Dabei ist die Befragungsrichtung eine doppelte. Zum einen werden ausgehend von der postkolonialen theoretischen Perspektive die Erfahrungen und Orientierungen von Schüler_innen analysiert. Zum anderen bleibt die Auseinandersetzung offen für weitere theoretische Erklärungsangebote. Es wird also ausgehend von den Perspektiven und Erfahrungen der Schüler_innen gefragt, inwiefern weitere theoretische Erklärungsangebote notwendig seien, um diese besser zu verstehen. Für mein Vorgehen ist folglich eine rekursive Vorgehensweise kennzeichnend, bei der nicht allein die eingenommene theoretische Perspektive auf die Orientierungen und lebensweltlichen Aushandlungsprozesse der Schüler_innen die Ergebnisse bestimmt. Die empirische Auseinandersetzung ist dabei immer bereits geprägt durch die postkoloniale Grundperspektive, von der ich ausgehe. Gleichwohl nehme ich in der empirischen Auseinandersetzung eine Haltung ein, die offen ist für Überraschungen, für Themen, die ich nicht erwartet habe, oder Gewichtungen von
Kapitel 3: Interkulturelles Lernen in der geographiedidaktischen Diskussion | 119
Themen, die ich so nicht vorausgesehen habe. Ziel ist eine Offenheit für theoretische Fokusverschiebungen und -erweiterungen im Anschluss an die Empirie und nicht eine grundlegende, völlig offene Suche nach weiteren Theorieangeboten.

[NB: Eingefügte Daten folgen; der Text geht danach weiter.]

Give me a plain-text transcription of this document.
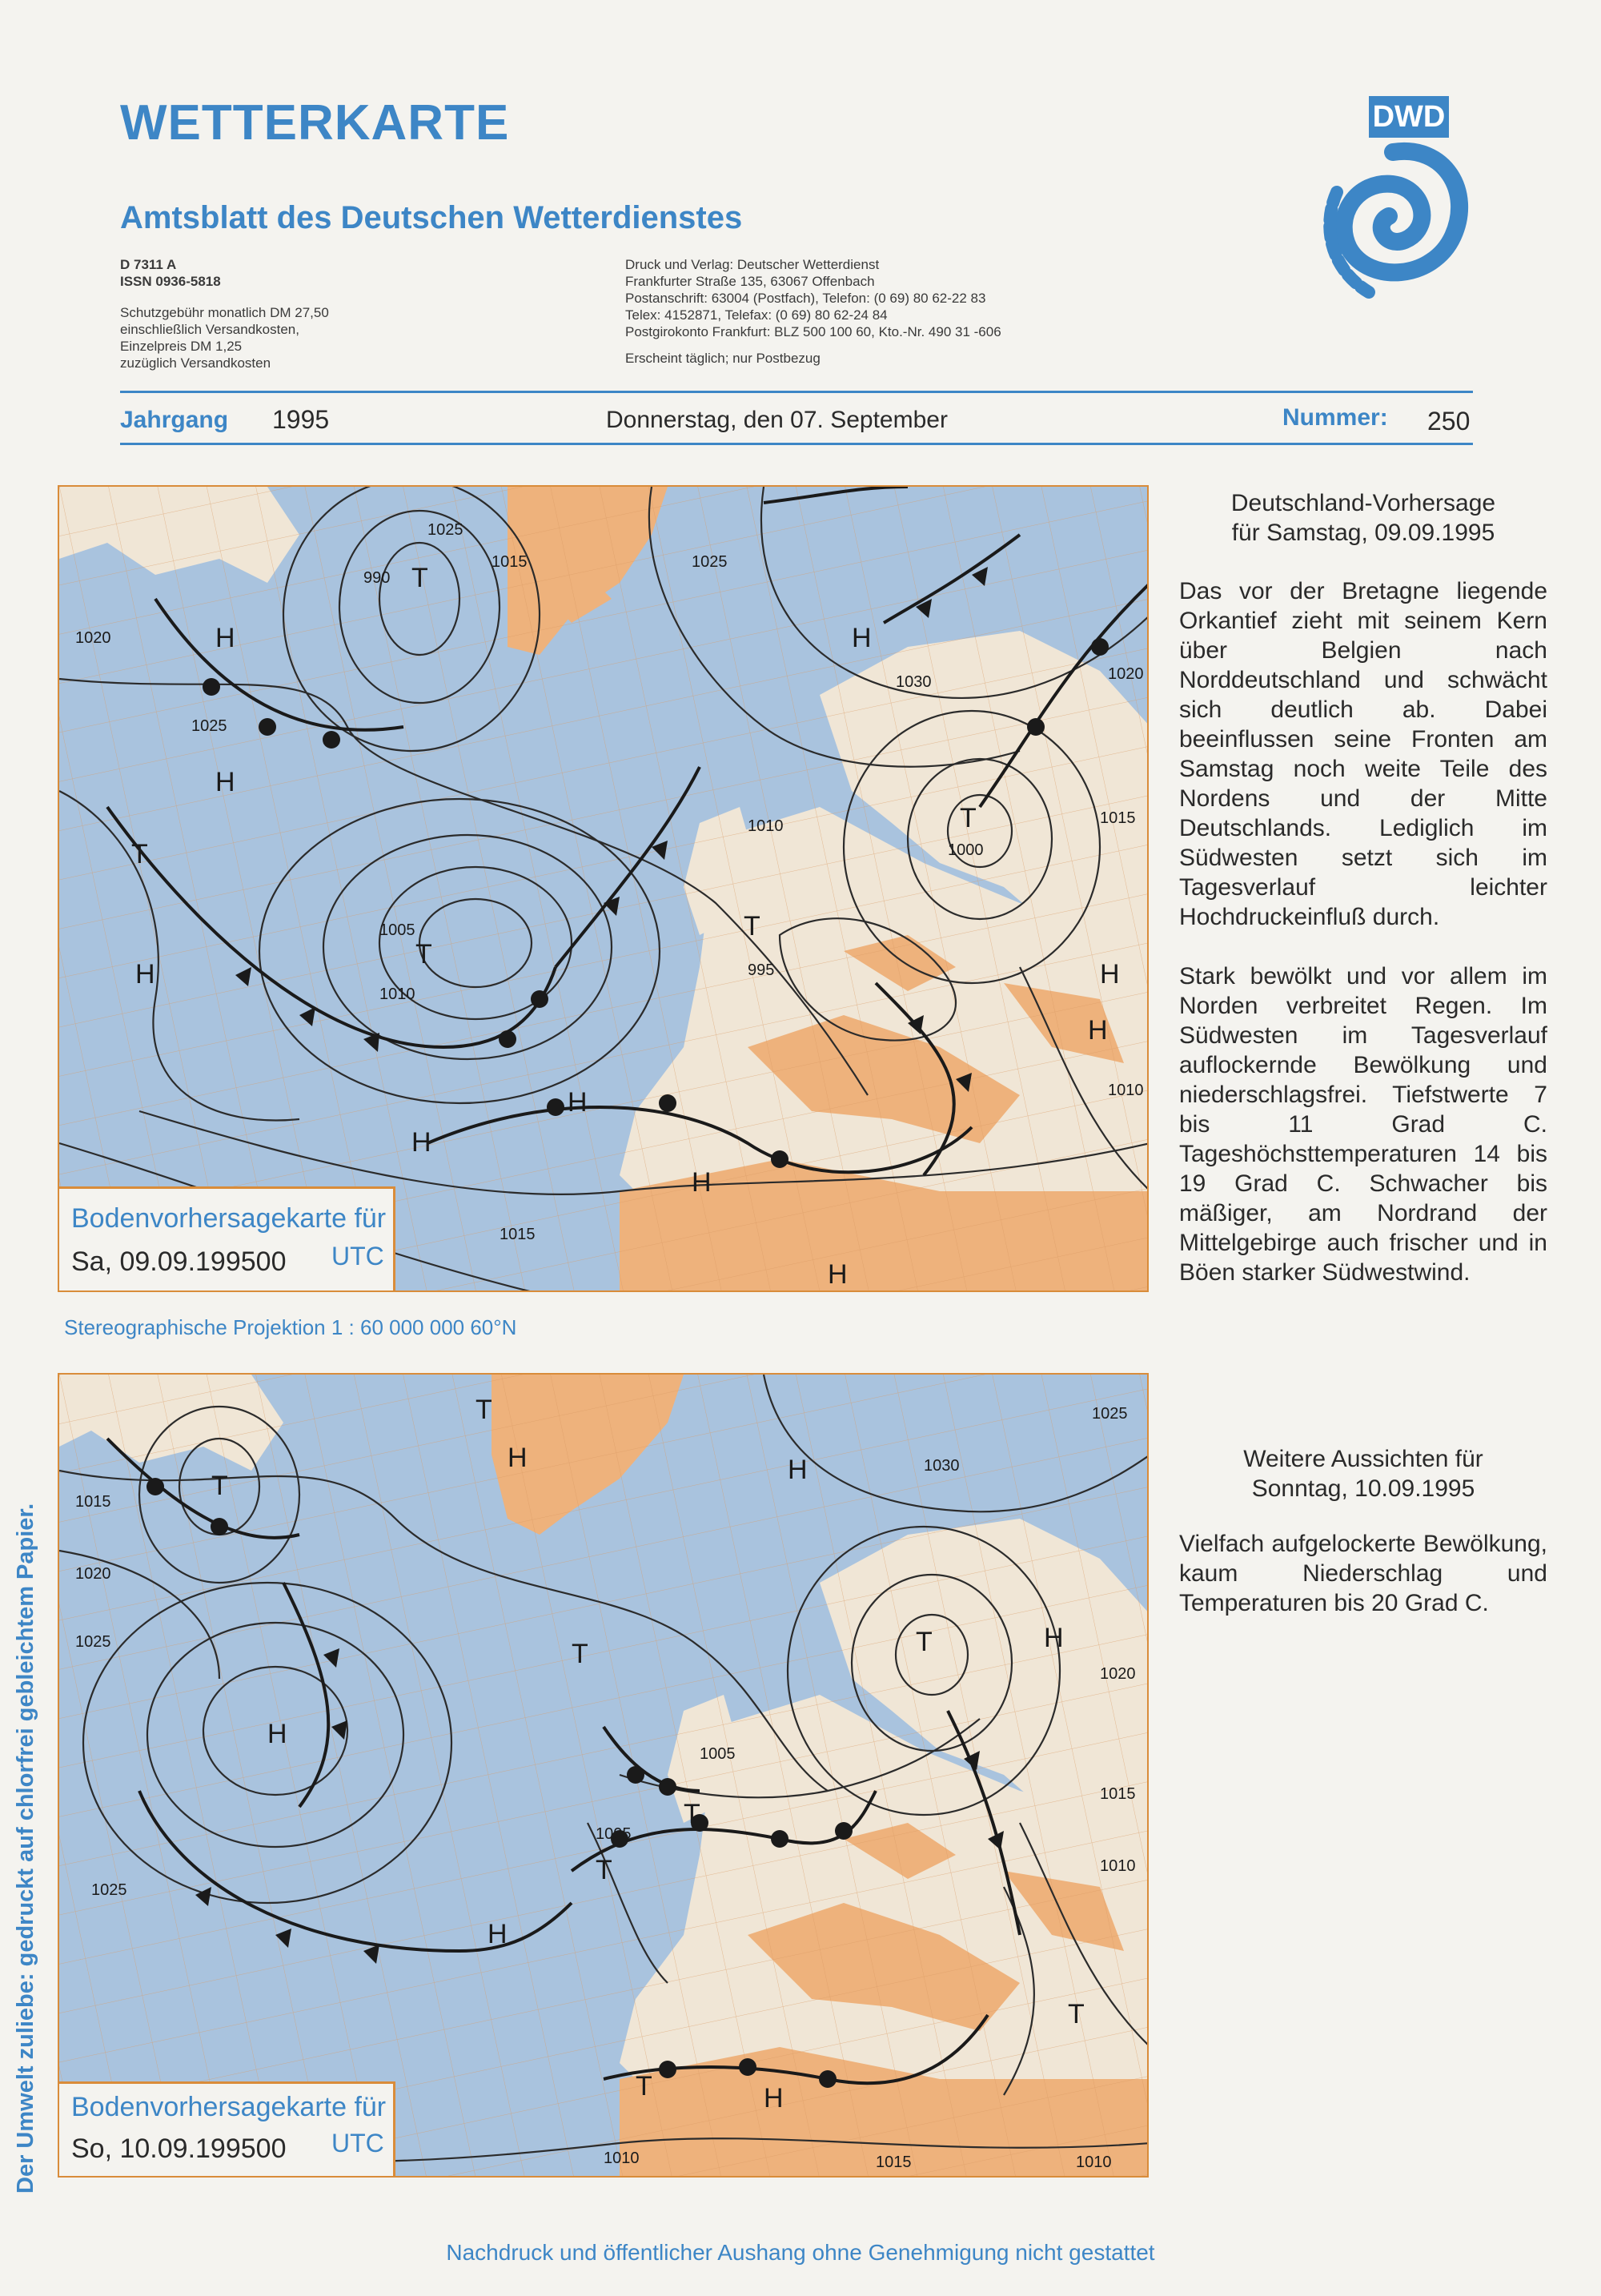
WETTERKARTE
Amtsblatt des Deutschen Wetterdienstes
D 7311 A
ISSN 0936-5818
Schutzgebühr monatlich DM 27,50
einschließlich Versandkosten,
Einzelpreis DM 1,25
zuzüglich Versandkosten
Druck und Verlag: Deutscher Wetterdienst
Frankfurter Straße 135, 63067 Offenbach
Postanschrift: 63004 (Postfach), Telefon: (0 69) 80 62-22 83
Telex: 4152871, Telefax: (0 69) 80 62-24 84
Postgirokonto Frankfurt: BLZ 500 100 60, Kto.-Nr. 490 31 -606
Erscheint täglich; nur Postbezug
DWD
Jahrgang 1995	Donnerstag, den 07. September	Nummer: 250
H
H
H
H
H
H
H
H
H
H
T
T
T
T
T
1020
1025
1015
1005
1010
1025
1030
1000
1010
995
1020
1015
1010
990
1025
1015
Bodenvorhersagekarte für
Sa, 09.09.199500 UTC
Stereographische Projektion 1 : 60 000 000 60°N
H
H
H	H
H
H
T
T
T	T
T
T
T
T
1015
1020
1025
1025
1005
1005
1025
1030
1020
1015
1010
1010	1015	1010
Bodenvorhersagekarte für
So, 10.09.199500 UTC
Deutschland-Vorhersage
für Samstag, 09.09.1995
Das vor der Bretagne liegende Orkantief zieht mit seinem Kern über Belgien nach Norddeutschland und schwächt sich deutlich ab. Dabei beeinflussen seine Fronten am Samstag noch weite Teile des Nordens und der Mitte Deutschlands. Lediglich im Südwesten setzt sich im Tagesverlauf leichter Hochdruckeinfluß durch.
Stark bewölkt und vor allem im Norden verbreitet Regen. Im Südwesten im Tagesverlauf auflockernde Bewölkung und niederschlagsfrei. Tiefstwerte 7 bis 11 Grad C. Tageshöchsttemperaturen 14 bis 19 Grad C. Schwacher bis mäßiger, am Nordrand der Mittelgebirge auch frischer und in Böen starker Südwestwind.
Weitere Aussichten für
Sonntag, 10.09.1995
Vielfach aufgelockerte Bewölkung, kaum Niederschlag und Temperaturen bis 20 Grad C.
Der Umwelt zuliebe: gedruckt auf chlorfrei gebleichtem Papier.
Nachdruck und öffentlicher Aushang ohne Genehmigung nicht gestattet
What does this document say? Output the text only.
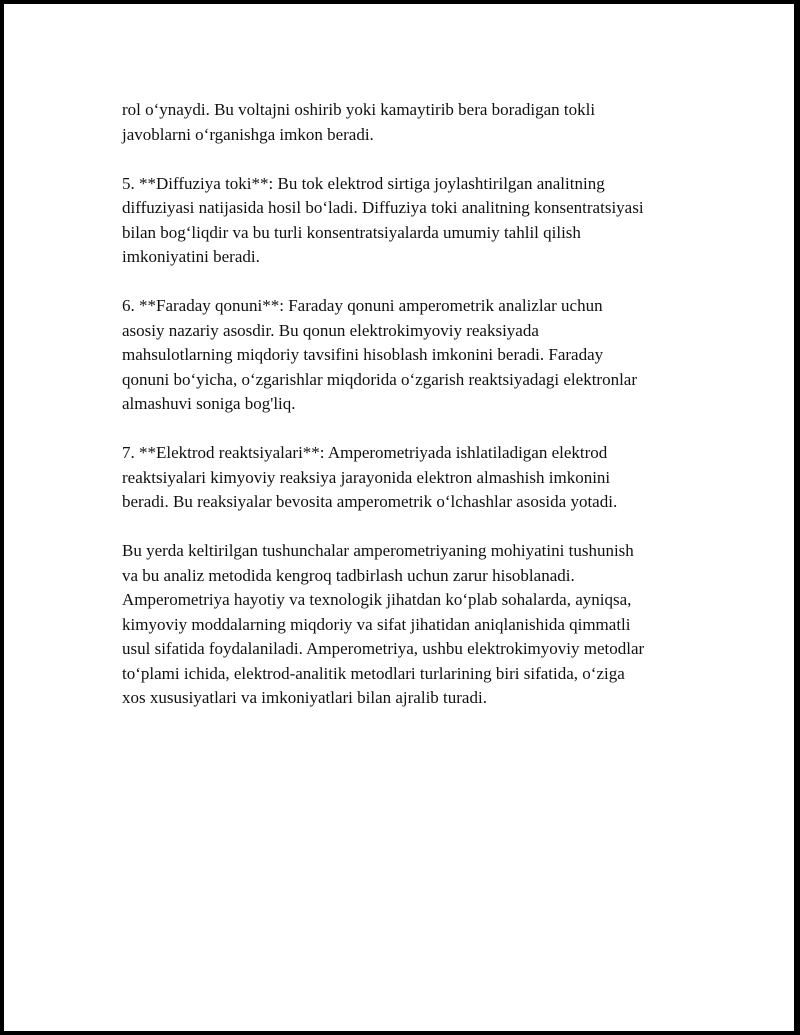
rol o‘ynaydi. Bu voltajni oshirib yoki kamaytirib bera boradigan tokli
javoblarni o‘rganishga imkon beradi.

5. **Diffuziya toki**: Bu tok elektrod sirtiga joylashtirilgan analitning
diffuziyasi natijasida hosil bo‘ladi. Diffuziya toki analitning konsentratsiyasi
bilan bog‘liqdir va bu turli konsentratsiyalarda umumiy tahlil qilish
imkoniyatini beradi.

6. **Faraday qonuni**: Faraday qonuni amperometrik analizlar uchun
asosiy nazariy asosdir. Bu qonun elektrokimyoviy reaksiyada
mahsulotlarning miqdoriy tavsifini hisoblash imkonini beradi. Faraday
qonuni bo‘yicha, o‘zgarishlar miqdorida o‘zgarish reaktsiyadagi elektronlar
almashuvi soniga bog'liq.

7. **Elektrod reaktsiyalari**: Amperometriyada ishlatiladigan elektrod
reaktsiyalari kimyoviy reaksiya jarayonida elektron almashish imkonini
beradi. Bu reaksiyalar bevosita amperometrik o‘lchashlar asosida yotadi.

Bu yerda keltirilgan tushunchalar amperometriyaning mohiyatini tushunish
va bu analiz metodida kengroq tadbirlash uchun zarur hisoblanadi.
Amperometriya hayotiy va texnologik jihatdan ko‘plab sohalarda, ayniqsa,
kimyoviy moddalarning miqdoriy va sifat jihatidan aniqlanishida qimmatli
usul sifatida foydalaniladi. Amperometriya, ushbu elektrokimyoviy metodlar
to‘plami ichida, elektrod-analitik metodlari turlarining biri sifatida, o‘ziga
xos xususiyatlari va imkoniyatlari bilan ajralib turadi.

4. Methodologische und methodische Aspekte der Untersuchung
In diesem Kapitel möchte ich die epistemologischen Grundlagen des empirischen Vorgehens sowie das konkrete methodische Vorgehen ausführlich darlegen. Zunächst erläutere ich in methodologischen Vorüberlegungen meine reflexive Herangehensweise, die ich unter anderem in Auseinandersetzung mit einer Gruppendiskussionspassage entwickle. Im Anschluss daran werden die Strukturierung des Feldes und das methodische Vorgehen expliziert, für das teilnehmende Beobachtungen und Gruppendiskussionen miteinander verknüpft wurden. Bei der Darlegung des methodischen Vorgehens werden auch die Aufbereitung sowie die Auswertung der empirischen Daten mit der dokumentarischen Methode erläutert. Am Schluss des Kapitels wird das methodische Vorgehen kritisch reflektiert.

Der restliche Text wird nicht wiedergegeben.